For a brief moment the trade flourished. Shark hides fetched up to US$5 each, enough to feed a family for weeks, with the hides destined for tanneries in New York and London, where the tough skin became ‘shagreen’; a luxury leather for wallets, handbags and even book covers.

Merchants like Duncan Merren in George Town ran curing sheds known as ‘shark houses’. But by 1940, the Colonial Reports were already noting decline. The large breeding sharks were gone, the smaller ones unprofitable.

E. F. Thompson’s government survey, the Fisheries of the Cayman Islands (1944–46), observed that “sharking, a once-significant but now waning pursuit has declined with the exhaustion of accessible grounds.” Through the 1950s exports dwindled to a few hundred hides a year; by the 1960s the trade was finished.

Still, the discipline and endurance it demanded, as well as the seamanship, teamwork and quiet bravery, became part of Cayman’s maritime DNA.

From harvest to harmony

The 1970s marked a turning point. The Wickstead Natural Resources Study urged Cayman to value its marine environment as “an asset of economic and aesthetic importance.” That mindset laid the groundwork for marine parks and a shift from exploitation to protection.

By 2015, Cayman declared full legal protection for all sharks. Modern research has revealed their far-ranging habits. Tagging studies show that oceanic white-tips and tiger sharks tagged near Cayman travel hundreds of miles into neighbouring waters. Their migrations reveal both the reach of Cayman’s conservation efforts and the limits of local control.

The Department of Environment’s report, ‘Protecting Cayman Island Sharks’, noted that “Cayman’s sharks are more valuable alive than dead,” a sentiment that has come to define the country’s approach.
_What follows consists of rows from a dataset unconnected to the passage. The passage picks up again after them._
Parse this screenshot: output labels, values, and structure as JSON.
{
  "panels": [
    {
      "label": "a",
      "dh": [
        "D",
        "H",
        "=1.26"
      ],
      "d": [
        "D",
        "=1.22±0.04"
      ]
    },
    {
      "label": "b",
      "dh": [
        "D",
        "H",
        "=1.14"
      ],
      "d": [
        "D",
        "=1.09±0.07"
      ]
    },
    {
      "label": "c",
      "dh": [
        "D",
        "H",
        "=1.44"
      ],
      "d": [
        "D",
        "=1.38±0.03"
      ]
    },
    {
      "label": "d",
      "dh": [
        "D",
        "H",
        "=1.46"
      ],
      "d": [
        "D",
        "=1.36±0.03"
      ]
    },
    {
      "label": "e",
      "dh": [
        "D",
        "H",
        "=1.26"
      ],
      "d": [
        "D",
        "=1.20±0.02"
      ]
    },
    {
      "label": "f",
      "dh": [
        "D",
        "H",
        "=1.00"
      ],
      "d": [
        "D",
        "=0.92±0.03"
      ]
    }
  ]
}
Balancing bounty and sustainability

For coastal peoples, the sea has always been both a source of food and livelihood. Caymanians still feel that tension keenly: the need to harvest responsibly while safeguarding the resource.
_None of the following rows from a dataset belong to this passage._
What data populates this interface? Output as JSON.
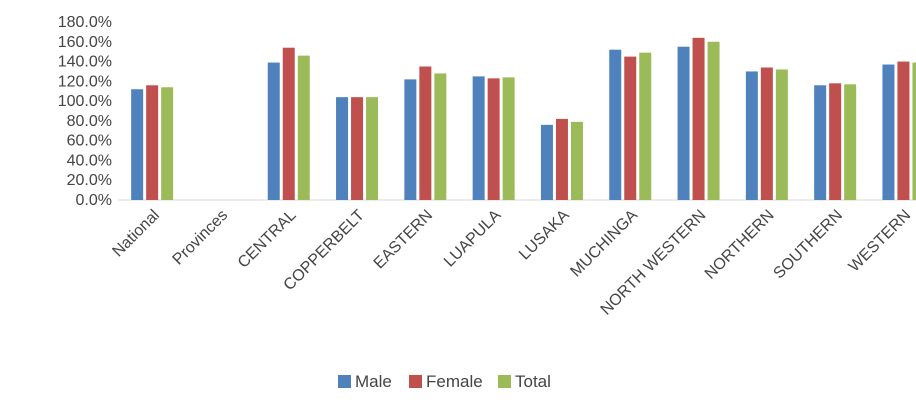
{
  "chart_data": {
    "type": "bar",
    "title": "",
    "xlabel": "",
    "ylabel": "",
    "ylim": [
      0,
      180
    ],
    "yticks": [
      "0.0%",
      "20.0%",
      "40.0%",
      "60.0%",
      "80.0%",
      "100.0%",
      "120.0%",
      "140.0%",
      "160.0%",
      "180.0%"
    ],
    "grid": false,
    "legend_position": "bottom",
    "categories": [
      "National",
      "Provinces",
      "CENTRAL",
      "COPPERBELT",
      "EASTERN",
      "LUAPULA",
      "LUSAKA",
      "MUCHINGA",
      "NORTH WESTERN",
      "NORTHERN",
      "SOUTHERN",
      "WESTERN"
    ],
    "series": [
      {
        "name": "Male",
        "color": "#4F81BD",
        "values": [
          112,
          null,
          139,
          104,
          122,
          125,
          76,
          152,
          155,
          130,
          116,
          137
        ]
      },
      {
        "name": "Female",
        "color": "#C0504D",
        "values": [
          116,
          null,
          154,
          104,
          135,
          123,
          82,
          145,
          164,
          134,
          118,
          140
        ]
      },
      {
        "name": "Total",
        "color": "#9BBB59",
        "values": [
          114,
          null,
          146,
          104,
          128,
          124,
          79,
          149,
          160,
          132,
          117,
          139
        ]
      }
    ]
  }
}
Today’s challenge lies in finding balance; protecting the apex predators that keep the reefs healthy, while maintaining viable fisheries for marine species like grouper, conch and lobster.

Today, shark protections sit alongside managed fisheries and the Cayman Islands is starting to share tagging data with regional countries helping others protect migratory species that ignore national boundaries.

A black tip shark swims at the Sandbar. Feeding sharks in Cayman is illegal. - Photo: Jason Washington
A black tip shark swims at the Sandbar. – Photo: Jason Washington

Dive operators, fishers and scientists also work together in citizen-science efforts like the Sharklogger Network, which logged more than 1,600 shark sightings in Cayman waters in 2023. The old rivalry between hunter and prey has become a partnership of observation and respect.

Fisheries are not gone; they have simply evolved. Snapper, conch, lobster and a wide variety of reef fish still sustain families. For young Caymanians, the question is not whether to fish, but how to coexist with the sea that shaped their ancestors.